Ana Sayfa Gündem, Kadın, Politika, Siyaset, Tarsus, Yaşam 9 Şubat 2024 45 Görüntüleme

BELDA BOROĞLU : “MEDENİ KANUNA SAHİP ÇIKIYORUZ !!! “

CHP Tarsus İlçe Kadın Kolları, 9 Şubat 2024 Cuma günü saat 14.00’te, Türkiye genelinde 81 il ve 973 CHP İlçe örgütüyle eş zamanlı olarak bir basın açıklaması gerçekleştirdi
Açıklamayı CHP Tarsus İlçe Kadın Kolları Başkanı Belda Boroğlu yaparken, Medeni Kanun’a ilişkin önemli mesajlar verildi.
Belda Boroğlu, konuşmasına Cumhuriyet’in kuruluşuyla birlikte egemenlik hakkının halka geçtiğini ve bu durumun çığır açan bir devrim olduğunu belirterek başladı.
Ardından, eşit yurttaşlık hakkının laik düzen içinde kurulduğunu ve bu doğrultuda 17 Şubat 1926’da kabul edilen Medeni Kanun’un önemine vurgu yaptı. Bu kanunun yürürlüğe girmesiyle birlikte kadınlar ve erkeklerin eşit haklara sahip olduğunu ve evlilikte resmi nikah zorunluluğu gibi önemli düzenlemelerin yapıldığını ifade etti.
Konuşmasında Boroğlu, Medeni Kanun’un laikliği esas aldığını ve toplumsal ihtiyaçlara göre değişen hukuk kurallarının önemine değindi. Ayrıca, kanunun tarih içinde değişikliklere uğradığını ve kadınların örgütlü mücadelesiyle 2002 yılında daha da güçlendirildiğini belirtti.
Boroğlu, iktidarın kadınların kazandığı haklara göz diktiğini ve Medeni Kanun’un hedef haline geldiğini ifade etti. AKP’nin kadın haklarına yönelik olumsuz adımlarını eleştirerek, süresiz nafaka konusunda yaşanan tartışmalara da değindi. Ayrıca, boşanma süreçlerindeki arabuluculuk uygulamalarının kadınları güvenlik riski altına soktuğunu ve (Birleşmiş Milletler Kadına Yönelik Her Türlü Ayrımcılığın Önlenmesi Sözleşmesi) CEDAW’a aykırı olduğunu vurguladı.
Son olarak, Boroğlu, kadın örgütleri ve demokrasi bileşenleriyle birlikte hareket ettiklerini ve Medeni Kanun’un yok sayılmasına izin vermeyeceklerini belirtti. Siyasetten sil baştan yazma çağrısında bulunarak, örgütlü güçleriyle mücadeleyi büyüteceklerini ifade etti.
* BASIN AÇIKLAMASI METNİNİN TAMAMI AŞAĞIDADIR :
CHP AİLE VE SOSYAL HİZMETLERDEN SORUMLU GENEL BAŞKAN YARDIMCISI VE KADIN KOLLARI GENEL BAŞKANI AYLİN NAZLIAKA’NINMEDENİ KANUN’A İLİŞKİN BASIN AÇIKLAMASI 09.02.2024

Bugün 81 il, 973 ilçe kadın kolu başkanımızla iktidarın hedef tahtasına koyduğu Medeni Kanun’a ilişkin eş zamanlı basın açıklaması yapıyoruz.
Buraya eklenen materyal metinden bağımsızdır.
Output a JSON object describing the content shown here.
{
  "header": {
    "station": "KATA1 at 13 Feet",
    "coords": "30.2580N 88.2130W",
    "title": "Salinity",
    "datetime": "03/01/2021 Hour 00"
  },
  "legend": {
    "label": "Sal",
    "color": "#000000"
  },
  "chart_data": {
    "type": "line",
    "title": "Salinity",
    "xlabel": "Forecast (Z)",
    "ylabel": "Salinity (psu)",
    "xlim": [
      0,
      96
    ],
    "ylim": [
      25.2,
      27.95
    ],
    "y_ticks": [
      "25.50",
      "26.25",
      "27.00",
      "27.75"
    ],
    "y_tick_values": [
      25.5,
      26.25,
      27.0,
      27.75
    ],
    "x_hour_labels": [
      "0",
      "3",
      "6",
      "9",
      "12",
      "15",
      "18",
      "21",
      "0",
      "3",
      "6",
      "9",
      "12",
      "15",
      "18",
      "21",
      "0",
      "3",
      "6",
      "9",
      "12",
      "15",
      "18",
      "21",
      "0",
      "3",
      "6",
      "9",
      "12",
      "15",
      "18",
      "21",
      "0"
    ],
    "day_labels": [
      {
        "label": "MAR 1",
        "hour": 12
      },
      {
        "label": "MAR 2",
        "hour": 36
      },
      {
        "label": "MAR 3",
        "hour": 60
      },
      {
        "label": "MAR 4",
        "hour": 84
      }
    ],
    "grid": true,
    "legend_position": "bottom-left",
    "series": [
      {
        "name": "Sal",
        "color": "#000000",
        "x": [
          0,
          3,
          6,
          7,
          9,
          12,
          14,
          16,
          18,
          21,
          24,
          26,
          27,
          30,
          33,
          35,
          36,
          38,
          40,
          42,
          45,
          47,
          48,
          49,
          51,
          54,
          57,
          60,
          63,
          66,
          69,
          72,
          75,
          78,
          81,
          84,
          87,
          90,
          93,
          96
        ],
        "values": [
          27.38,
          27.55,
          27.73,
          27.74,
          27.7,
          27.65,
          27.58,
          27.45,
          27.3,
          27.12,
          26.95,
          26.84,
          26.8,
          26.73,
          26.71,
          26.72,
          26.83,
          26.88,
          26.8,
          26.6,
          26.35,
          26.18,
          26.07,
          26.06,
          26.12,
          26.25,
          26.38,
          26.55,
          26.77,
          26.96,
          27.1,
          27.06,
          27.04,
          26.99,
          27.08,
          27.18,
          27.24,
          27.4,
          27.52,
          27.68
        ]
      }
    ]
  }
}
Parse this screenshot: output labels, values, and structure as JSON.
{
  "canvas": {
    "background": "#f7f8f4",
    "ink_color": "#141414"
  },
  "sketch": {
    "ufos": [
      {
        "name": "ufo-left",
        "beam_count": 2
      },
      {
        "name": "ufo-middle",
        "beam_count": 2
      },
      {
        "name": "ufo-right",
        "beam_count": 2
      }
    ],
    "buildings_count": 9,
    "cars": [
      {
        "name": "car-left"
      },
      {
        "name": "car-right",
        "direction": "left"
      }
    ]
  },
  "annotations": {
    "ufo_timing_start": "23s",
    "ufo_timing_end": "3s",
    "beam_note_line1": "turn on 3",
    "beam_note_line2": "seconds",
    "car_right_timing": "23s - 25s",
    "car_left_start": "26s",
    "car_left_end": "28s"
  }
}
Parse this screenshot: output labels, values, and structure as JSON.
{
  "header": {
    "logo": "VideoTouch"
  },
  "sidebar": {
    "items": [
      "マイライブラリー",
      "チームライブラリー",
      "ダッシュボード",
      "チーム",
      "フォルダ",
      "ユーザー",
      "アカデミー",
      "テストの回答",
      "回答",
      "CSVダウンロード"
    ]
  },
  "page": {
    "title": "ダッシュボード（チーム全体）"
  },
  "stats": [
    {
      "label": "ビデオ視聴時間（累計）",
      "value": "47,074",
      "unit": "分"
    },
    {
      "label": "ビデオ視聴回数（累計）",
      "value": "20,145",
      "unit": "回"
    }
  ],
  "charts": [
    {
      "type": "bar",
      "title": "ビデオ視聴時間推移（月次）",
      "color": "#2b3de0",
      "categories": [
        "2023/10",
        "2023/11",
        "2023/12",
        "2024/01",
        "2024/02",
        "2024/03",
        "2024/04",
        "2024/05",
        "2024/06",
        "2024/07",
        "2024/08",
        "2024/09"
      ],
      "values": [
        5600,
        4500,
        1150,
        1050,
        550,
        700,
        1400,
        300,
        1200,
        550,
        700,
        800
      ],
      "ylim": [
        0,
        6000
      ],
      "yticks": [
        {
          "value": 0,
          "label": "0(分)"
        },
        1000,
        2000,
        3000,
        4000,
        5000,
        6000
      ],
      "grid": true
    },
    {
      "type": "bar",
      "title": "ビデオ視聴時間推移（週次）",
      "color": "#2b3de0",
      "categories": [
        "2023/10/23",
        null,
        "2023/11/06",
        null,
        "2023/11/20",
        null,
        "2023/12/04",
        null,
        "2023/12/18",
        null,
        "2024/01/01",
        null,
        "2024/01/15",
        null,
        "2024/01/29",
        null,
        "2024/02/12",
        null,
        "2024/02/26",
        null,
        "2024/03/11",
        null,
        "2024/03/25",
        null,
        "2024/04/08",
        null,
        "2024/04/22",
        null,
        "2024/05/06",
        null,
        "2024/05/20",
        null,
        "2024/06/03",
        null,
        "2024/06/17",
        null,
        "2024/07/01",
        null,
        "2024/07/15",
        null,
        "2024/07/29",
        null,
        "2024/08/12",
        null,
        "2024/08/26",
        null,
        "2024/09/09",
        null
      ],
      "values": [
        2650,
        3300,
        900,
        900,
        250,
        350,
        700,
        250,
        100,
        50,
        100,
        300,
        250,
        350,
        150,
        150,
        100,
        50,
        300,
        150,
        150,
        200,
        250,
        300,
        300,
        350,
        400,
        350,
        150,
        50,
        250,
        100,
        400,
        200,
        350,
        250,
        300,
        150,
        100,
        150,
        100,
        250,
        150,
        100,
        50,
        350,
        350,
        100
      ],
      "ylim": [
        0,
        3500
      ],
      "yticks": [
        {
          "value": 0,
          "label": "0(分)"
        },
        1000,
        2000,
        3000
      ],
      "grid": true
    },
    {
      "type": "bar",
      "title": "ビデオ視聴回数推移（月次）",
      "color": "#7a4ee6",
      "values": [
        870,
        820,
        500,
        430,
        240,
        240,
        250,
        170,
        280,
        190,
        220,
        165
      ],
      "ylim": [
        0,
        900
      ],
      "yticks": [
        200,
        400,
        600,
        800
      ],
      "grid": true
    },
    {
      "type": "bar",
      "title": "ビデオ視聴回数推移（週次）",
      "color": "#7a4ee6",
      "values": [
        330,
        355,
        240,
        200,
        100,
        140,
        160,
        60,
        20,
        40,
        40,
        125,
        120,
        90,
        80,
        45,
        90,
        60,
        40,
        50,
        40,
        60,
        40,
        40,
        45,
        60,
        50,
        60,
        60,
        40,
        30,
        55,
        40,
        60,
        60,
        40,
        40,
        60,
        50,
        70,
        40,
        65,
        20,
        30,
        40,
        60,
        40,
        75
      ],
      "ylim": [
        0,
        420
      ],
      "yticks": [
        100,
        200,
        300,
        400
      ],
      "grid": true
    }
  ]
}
Bilindiği gibi Cumhuriyetimizin kuruluşuyla birlikte egemenlik hakkı halka geçmiştir. Bu, çığır açan bir devrimdir. En büyük ikinci devrim ise eşit yurttaşlık hakkıdır. Eşit yurttaşlık hakkı laik düzen içinde kurulmuştur. 17 Şubat 1926’da kabul edilen Medeni Kanun, 4 Ekim 1926’da yürürlüğe girmiştir. Kanunun yürürlüğe girmesiyle birlikte eğitimde, toplumsal, kültürel, ekonomik ve siyasal yaşamda kadınlar ve erkekler eşit haklara sahip olmuştur. Erkeğin çok eşliliği ve tek taraflı boşanmaya ilişkin düzenlemeler kaldırılarak, evlilikte resmi nikâh zorunluluğu, tek eşle evlilik esası getirilmiştir. Kadınlara boşanma hakkı, velayet hakkı ve malları üzerinde tasarruf hakkı, mahkemede tanıklık yapma, eşit miras hakkı tanınarak; kadın-erkek eşit hale getirilmiştir.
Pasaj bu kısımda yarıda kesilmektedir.